Revisi UU Perkoperasian Dinilai Penting Jadikan Bisnis Koperasi Makin Maju dan Aman Bagi Masyarakat
Revisi UU Perkoperasian penting dilakukan sebagai upaya menghadirkan ekosistem bisnis koperasi yang dinamis.
Editor: Hasanudin Aco
TRIBUNNEWS.COM, JAKARTA - Revisi Undang-undang (UU) Perkoperasian penting dilakukan sebagai upaya menghadirkan ekosistem bisnis koperasi yang dinamis, adaptif, dan akomodatif bagi kebutuhan anggota dan masyarakat.
Tanpa adanya regulasi yang memadai koperasi khususnya simpan pinjam maka dikhawatirkan akan menjelma menjadi shadow banking yang berbahaya bagi masyararakat ditambah dengan tekanan suku bunga yang cukup tinggi dan iklim usaha yang tidak kondusif.
Bagaimana seharusnya meregulasi koperasi di indonesia dalam hal pengawasan?
Deputi Bidang Perkoperasian KemenKop UKM, Ahmad Zabadi, mengatakan putusan MK yang membatalkan UU Perkoperasian Nomor 17 tahun 2012.
Baca juga: Waspada, Ratusan Perusahaan Pinjol Gunakan Koperasi untuk Kedok Gaet Nasabah
Dimana dalam salah satu amar putusannya memerintahkan pada seluruh pihak terutama pemerintah dan DPR untuk segera menerbitkan UU Perkoperasian baru.

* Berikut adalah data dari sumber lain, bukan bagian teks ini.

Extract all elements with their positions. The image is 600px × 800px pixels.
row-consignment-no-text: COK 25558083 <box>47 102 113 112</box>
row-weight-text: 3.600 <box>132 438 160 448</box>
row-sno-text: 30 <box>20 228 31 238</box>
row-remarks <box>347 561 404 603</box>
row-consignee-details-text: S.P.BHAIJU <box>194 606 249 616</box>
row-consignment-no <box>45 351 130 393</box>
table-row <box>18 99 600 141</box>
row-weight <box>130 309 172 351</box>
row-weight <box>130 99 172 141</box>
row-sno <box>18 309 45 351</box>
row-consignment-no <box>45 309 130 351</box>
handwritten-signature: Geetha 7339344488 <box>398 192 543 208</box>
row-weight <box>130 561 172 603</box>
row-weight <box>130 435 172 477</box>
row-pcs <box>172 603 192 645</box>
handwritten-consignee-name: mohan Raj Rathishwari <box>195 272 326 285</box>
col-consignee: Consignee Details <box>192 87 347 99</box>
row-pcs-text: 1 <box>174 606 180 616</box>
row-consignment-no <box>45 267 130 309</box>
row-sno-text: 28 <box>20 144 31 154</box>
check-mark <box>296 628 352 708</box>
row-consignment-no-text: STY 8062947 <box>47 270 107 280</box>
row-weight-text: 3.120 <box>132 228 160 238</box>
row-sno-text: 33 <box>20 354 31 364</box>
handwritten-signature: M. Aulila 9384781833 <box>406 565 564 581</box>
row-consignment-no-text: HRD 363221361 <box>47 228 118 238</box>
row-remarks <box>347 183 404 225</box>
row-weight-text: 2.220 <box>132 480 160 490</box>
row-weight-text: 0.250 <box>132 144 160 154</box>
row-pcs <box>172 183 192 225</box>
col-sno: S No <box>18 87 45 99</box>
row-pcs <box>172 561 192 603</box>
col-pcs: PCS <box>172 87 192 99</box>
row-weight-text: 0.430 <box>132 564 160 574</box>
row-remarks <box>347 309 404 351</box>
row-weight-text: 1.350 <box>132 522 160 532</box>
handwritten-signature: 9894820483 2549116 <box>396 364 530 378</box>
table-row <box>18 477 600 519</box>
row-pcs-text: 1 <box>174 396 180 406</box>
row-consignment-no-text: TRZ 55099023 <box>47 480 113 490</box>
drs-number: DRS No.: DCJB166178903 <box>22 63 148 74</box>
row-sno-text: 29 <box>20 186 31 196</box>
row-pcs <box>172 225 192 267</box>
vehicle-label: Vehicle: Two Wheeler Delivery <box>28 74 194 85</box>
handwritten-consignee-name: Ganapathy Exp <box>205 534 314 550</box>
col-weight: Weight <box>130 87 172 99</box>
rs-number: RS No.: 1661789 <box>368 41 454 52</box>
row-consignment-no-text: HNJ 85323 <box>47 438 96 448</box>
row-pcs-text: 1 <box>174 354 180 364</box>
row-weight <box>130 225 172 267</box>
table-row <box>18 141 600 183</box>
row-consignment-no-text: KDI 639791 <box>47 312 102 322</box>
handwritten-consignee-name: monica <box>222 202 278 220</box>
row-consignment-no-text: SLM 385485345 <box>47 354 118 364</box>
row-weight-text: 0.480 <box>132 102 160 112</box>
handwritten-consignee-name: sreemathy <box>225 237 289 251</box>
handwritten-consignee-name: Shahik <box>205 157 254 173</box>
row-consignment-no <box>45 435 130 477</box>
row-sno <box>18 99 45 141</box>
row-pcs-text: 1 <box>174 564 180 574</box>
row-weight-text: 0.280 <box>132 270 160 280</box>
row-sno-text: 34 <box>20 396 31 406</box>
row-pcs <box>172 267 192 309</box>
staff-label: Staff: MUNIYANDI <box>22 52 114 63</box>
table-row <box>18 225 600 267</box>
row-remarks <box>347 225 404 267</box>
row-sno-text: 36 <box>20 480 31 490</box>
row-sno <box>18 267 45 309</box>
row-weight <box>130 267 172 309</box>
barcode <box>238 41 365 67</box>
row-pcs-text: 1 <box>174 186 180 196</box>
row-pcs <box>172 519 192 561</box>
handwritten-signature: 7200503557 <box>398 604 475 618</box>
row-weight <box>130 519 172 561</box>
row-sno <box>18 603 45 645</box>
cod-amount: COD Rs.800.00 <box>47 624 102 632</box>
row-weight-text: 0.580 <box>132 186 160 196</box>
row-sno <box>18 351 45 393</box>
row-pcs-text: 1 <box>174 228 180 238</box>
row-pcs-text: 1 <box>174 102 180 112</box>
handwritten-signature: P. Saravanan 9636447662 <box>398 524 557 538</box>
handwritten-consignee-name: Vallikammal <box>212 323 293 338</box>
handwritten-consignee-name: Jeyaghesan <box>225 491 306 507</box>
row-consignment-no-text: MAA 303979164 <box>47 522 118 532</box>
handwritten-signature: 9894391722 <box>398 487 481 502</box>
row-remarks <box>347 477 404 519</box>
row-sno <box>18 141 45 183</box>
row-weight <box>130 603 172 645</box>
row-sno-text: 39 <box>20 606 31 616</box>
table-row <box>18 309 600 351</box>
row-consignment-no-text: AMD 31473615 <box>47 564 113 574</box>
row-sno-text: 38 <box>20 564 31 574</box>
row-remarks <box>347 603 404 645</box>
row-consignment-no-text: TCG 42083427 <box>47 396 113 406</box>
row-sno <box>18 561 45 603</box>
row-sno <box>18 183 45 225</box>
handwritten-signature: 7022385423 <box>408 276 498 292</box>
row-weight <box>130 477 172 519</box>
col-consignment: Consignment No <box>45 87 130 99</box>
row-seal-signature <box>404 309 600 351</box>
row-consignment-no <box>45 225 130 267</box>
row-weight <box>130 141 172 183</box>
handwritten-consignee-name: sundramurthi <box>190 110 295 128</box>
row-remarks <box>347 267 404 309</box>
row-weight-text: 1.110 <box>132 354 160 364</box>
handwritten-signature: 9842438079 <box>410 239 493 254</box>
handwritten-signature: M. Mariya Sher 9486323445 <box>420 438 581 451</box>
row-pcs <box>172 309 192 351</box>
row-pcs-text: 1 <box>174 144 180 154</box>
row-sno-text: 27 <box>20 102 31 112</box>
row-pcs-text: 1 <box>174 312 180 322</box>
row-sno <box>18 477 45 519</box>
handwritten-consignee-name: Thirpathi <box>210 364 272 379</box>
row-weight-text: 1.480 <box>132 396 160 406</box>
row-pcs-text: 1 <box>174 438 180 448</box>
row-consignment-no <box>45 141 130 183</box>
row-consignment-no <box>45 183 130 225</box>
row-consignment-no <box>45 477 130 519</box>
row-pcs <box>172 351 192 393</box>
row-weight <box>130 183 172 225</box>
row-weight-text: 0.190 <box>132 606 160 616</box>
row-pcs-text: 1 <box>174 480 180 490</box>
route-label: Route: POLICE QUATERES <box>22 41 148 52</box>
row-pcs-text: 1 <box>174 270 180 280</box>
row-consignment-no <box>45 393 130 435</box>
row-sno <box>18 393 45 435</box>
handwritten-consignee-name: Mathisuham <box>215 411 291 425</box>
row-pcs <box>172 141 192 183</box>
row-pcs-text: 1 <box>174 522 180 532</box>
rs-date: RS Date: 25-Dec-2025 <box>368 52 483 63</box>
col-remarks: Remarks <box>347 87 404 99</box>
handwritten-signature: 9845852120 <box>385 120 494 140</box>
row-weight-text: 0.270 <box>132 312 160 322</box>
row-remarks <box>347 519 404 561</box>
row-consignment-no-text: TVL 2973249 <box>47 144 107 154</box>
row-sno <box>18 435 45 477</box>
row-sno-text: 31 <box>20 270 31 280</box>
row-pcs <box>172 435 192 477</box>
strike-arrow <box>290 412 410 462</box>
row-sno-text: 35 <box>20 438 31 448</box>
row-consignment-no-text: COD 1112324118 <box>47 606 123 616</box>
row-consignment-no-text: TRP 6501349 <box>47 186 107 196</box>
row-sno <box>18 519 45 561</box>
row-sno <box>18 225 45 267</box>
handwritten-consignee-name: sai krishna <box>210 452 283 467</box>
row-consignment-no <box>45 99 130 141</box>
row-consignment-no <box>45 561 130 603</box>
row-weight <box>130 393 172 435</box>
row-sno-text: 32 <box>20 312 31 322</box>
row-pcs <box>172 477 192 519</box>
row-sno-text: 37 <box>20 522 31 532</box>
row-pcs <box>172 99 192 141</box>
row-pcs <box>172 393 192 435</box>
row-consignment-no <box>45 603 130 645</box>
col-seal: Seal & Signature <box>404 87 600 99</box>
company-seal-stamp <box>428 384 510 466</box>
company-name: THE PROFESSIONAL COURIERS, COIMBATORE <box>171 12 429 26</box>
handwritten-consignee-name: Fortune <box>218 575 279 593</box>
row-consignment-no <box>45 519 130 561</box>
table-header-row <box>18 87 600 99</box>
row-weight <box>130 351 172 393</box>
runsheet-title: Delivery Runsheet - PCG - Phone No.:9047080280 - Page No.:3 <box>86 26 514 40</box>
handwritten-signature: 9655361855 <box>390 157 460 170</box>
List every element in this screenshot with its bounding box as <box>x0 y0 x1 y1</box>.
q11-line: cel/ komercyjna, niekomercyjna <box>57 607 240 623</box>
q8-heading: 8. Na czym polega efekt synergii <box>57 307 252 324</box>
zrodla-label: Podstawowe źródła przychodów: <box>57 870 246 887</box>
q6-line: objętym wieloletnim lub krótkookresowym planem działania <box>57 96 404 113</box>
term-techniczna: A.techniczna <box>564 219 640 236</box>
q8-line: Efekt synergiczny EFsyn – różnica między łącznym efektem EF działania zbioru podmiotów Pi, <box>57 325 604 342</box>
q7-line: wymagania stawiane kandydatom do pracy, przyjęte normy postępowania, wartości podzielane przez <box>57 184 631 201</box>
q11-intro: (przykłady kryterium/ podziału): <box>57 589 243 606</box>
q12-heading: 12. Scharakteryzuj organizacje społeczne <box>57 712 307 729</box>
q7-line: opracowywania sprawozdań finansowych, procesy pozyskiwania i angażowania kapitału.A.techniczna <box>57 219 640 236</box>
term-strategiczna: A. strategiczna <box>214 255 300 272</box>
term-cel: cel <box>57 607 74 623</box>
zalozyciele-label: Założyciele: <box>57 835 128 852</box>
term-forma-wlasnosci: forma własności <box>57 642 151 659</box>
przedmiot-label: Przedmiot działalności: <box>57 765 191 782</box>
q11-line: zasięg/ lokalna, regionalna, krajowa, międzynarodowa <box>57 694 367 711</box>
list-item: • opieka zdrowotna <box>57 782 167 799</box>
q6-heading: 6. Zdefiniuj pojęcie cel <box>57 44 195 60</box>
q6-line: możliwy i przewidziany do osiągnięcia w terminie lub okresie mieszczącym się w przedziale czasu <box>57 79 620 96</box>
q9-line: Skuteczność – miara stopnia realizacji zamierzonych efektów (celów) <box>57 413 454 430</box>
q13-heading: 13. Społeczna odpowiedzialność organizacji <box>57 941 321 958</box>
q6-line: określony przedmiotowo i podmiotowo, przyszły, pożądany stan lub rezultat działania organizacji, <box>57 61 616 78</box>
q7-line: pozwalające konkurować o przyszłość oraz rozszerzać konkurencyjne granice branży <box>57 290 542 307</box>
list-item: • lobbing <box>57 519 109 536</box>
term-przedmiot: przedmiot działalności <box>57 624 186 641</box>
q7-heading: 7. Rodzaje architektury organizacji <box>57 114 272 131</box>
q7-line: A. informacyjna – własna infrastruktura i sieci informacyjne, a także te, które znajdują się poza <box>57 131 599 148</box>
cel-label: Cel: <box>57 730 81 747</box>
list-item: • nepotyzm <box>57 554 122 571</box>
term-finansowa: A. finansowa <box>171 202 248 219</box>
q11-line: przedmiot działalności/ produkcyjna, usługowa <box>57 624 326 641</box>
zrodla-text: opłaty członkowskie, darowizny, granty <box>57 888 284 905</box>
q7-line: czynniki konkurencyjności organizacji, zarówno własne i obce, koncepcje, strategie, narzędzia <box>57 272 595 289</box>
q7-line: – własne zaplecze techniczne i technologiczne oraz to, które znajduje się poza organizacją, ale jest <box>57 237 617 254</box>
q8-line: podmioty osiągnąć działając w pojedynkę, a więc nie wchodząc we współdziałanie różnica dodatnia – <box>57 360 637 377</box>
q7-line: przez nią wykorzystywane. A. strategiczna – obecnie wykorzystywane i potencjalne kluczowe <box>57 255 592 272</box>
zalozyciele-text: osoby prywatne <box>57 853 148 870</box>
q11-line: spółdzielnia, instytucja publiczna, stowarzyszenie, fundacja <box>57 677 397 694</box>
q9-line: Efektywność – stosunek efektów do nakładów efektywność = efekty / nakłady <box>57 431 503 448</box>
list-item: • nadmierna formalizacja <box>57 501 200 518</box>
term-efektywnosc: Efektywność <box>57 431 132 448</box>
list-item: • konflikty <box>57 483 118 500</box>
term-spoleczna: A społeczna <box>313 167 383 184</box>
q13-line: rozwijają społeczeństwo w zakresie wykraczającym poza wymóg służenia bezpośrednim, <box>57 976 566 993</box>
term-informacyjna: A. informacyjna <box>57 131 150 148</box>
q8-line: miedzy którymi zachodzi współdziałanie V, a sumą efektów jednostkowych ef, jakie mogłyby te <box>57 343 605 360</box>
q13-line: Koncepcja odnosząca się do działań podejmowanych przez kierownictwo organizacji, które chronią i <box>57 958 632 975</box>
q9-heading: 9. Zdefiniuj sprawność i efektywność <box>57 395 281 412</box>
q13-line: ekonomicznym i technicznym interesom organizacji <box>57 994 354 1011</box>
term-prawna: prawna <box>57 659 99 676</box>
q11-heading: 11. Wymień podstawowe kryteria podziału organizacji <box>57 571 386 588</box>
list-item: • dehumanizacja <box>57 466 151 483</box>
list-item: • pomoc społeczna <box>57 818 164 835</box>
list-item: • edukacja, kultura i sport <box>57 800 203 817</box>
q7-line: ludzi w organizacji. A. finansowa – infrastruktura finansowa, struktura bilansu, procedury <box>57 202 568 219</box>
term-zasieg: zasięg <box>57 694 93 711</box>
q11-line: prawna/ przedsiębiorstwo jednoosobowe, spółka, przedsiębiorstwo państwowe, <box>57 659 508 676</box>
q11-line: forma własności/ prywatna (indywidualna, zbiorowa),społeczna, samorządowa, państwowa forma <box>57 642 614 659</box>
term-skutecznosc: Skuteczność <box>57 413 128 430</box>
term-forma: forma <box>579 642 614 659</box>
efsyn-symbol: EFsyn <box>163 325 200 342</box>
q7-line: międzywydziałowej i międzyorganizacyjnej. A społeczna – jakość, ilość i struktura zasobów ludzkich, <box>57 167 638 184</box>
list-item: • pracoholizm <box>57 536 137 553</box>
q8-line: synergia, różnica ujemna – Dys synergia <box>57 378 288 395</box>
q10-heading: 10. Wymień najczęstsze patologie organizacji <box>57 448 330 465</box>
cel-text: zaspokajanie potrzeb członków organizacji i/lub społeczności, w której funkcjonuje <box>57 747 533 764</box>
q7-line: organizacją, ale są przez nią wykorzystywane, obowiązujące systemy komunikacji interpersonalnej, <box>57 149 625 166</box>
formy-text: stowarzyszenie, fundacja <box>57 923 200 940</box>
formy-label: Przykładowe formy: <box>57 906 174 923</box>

"Baik pemerintah maupun DPR dengan posisi yang sama harus berkewajiban menghormati dan mentaati putusan MK. Karena kami berharap dukungan dari DPR (tidak tahun ini) tapi kami berharap tahun 2023, RUU Perkoperasian diprioritaskan untuk mendapat kesempatan pembahasan," kata Zabadi.
Hal ini disampaikan dalam sebuah dialog dengan tema "Koperasi Menjelma Shadow Banking" di salah satu stasiun TV Swasta, Selasa (11/9/2022).
Apa yang menjadi urgensi?
"Kita ingin membangun ekosistem lembaga koperasi yang kokoh dan solid. Sebagai kita ketahui perbankan hari ini juga memiliki instrumen ekosistem yang kokoh sehingga dihantam badai apapun saat ini masih tetap bisa stabil dan memberikan rasa keamanan dan kenyamanan serta kepastian bagi para nasabah," ujar Zabadi.
Ia memberikan contoh, yang menjadi isu topik hangat ada 8 Koperasi Simpan Pinjam (KSP) yang bermasalah secara keuangan.
Memang perlu mendapatkan perlindungan yang equal dimana misalnya di bank ada LPS tentu juga dikoperasi ada LPS karena menyangkut dari jumlah anggota koperasi 24 juta dan tidak sedikit ratusan trillun dana dikelola disana.
Soal koperasi seperti apa yang layak menjadi peserta LPS? Dan memang menjadi kekhawatiran dan beban sebagian koperasi.
"Memang kita tidak ingin arahkan terutama untuk LPS bagi koperasi -koperasi yang kualifikasi 1 dan 2," ungkapnya.
Seperti diketahui untuk pembagian kelompok koperasi terdiri dari 4 kualifasi yang nilai dari jumlah anggota, modal dan aset.